La mouche tsé tsé a à peu près un centimètre de long. On la reconnaît à sa trompe située dans l'axe du corps, et ses ailes repliées l'une sur l'autre comme les lames d'une paire de ciseaux.

b. Détruire

  • Les pièges sont utiles mais n'ont qu'une action limitée. Les couleurs sombres attirent la mouche. Ils sont variés mais à base d'étoffes sombres imprégnées d'insecticides, ou de boîtes où les mouches guidées par la couleur sombre rentrent mais ne peuvent sortir.

Les pulvérisations d'insecticides visent une action plus large. Le DDT est toujours efficace contre la mouche tsé tsé. Mais elle vit dans les forêts, le long des cours d'eau et il est difficile de répandre du DDT dans toutes les galeries forestières d'autant qu'il est toxique pour les poissons.

c. Limiter le contact

La mouche vit près de l'eau mais en zone forestière. Il est le plus souvent impossible d'éloigner les villages de l'eau et de la forêt. Cependant, le débroussaillement et l'abattage des arbres sur une distance de vingt mètres de part et d'autre des eaux infestées détruit les forêts et impose aux mouches des gîtes plus éloignés.

3. Protection du sujet sain

a. La protection par un médicament (chimioprophylaxie) n'est plus pratiquée de façon

systématique. On utilisait la Lomidine (Pentamidine) en injections intramusculaires. Mais des accidents sont possibles (chocs) et si le sujet est déjà contaminé sans le savoir, la Pentamidine peut masquer les signes et rendre le diagnostic et donc le traitement plus difficile.

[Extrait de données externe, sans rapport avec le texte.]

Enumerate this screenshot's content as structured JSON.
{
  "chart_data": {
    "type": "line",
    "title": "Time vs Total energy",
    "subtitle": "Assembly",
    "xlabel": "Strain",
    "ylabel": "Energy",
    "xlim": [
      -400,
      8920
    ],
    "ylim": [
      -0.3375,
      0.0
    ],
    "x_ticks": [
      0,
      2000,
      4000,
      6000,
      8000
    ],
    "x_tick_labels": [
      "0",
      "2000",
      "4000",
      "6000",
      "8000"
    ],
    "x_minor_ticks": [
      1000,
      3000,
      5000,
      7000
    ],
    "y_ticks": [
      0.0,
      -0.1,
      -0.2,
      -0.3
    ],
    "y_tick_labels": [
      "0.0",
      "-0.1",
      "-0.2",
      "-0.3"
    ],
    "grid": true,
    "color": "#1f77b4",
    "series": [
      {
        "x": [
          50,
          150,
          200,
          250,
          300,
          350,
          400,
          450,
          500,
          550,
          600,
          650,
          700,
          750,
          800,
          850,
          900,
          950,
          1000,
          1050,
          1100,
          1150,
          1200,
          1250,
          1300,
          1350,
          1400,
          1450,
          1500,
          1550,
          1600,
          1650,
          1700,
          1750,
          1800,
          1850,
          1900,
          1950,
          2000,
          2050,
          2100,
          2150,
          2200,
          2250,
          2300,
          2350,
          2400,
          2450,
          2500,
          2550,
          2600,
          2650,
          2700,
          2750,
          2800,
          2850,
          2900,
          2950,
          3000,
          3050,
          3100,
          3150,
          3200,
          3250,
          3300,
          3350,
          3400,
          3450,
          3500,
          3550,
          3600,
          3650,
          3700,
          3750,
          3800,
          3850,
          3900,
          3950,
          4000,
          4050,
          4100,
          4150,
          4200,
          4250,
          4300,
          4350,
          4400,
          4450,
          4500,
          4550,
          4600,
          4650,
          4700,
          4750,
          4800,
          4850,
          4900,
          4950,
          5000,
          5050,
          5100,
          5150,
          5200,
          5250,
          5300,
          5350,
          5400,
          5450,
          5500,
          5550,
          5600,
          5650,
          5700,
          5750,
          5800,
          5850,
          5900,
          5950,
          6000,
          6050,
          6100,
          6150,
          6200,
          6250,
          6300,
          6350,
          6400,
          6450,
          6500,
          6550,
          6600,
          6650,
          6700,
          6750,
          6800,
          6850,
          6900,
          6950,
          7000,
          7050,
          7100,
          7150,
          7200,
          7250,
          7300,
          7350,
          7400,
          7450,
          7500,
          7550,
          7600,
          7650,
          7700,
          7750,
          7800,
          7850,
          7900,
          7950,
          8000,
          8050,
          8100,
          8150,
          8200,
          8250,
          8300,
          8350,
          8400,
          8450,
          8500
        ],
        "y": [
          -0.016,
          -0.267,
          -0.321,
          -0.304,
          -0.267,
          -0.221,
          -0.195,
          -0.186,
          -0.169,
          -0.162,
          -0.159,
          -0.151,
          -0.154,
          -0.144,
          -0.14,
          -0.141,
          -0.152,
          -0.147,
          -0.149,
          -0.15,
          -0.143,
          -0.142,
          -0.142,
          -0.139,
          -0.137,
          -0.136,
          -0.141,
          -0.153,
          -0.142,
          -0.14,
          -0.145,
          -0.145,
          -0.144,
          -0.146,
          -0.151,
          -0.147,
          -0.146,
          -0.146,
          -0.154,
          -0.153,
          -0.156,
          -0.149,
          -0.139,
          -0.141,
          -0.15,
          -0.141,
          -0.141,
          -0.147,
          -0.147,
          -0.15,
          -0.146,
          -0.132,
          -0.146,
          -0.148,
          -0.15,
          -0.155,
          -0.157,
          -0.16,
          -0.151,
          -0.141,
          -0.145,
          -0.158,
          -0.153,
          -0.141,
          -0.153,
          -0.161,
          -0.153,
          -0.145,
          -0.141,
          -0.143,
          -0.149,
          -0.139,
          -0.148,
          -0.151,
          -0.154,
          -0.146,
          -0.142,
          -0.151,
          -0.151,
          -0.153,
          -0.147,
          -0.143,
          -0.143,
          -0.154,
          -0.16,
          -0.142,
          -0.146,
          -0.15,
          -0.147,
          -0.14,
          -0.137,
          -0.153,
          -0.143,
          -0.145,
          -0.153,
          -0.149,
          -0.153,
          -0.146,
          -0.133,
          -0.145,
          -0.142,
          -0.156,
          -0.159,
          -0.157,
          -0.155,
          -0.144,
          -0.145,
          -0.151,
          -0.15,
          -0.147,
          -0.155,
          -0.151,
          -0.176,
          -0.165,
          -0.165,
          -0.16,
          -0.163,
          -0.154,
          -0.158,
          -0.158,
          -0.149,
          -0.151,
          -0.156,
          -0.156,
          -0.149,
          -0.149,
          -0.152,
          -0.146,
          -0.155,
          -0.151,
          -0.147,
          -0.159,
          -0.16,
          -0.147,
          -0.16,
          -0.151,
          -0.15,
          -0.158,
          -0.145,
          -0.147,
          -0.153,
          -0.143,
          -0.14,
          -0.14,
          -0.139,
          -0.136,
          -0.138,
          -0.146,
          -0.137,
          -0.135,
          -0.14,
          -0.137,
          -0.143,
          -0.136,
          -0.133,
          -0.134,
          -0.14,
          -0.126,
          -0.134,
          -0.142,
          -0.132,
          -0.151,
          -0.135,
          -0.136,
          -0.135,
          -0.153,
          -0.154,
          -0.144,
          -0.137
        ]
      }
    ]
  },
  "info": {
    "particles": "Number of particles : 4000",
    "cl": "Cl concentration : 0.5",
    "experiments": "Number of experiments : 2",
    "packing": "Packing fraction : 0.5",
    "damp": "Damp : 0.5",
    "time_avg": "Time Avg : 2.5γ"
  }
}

b. La protection la plus efficace est liée à une bonne compréhension de la chaîne épidémiologique grâce à une éducation sanitaire. Celle-ci peut utiliser les moyens d'information habituels journaux, radio), les structures existantes (écoles, centres de soin) ou des réunions particulières selon un programme préétabli en fonction des problèmes de santé locaux. Elle doit viser la reconnaissance du danger des mouches et les moyens de le combattre, la gravité de la maladie et les signes d'alerte, la connaissance des structures permettant d'établir le diagnostic et d'effectuer le traitement.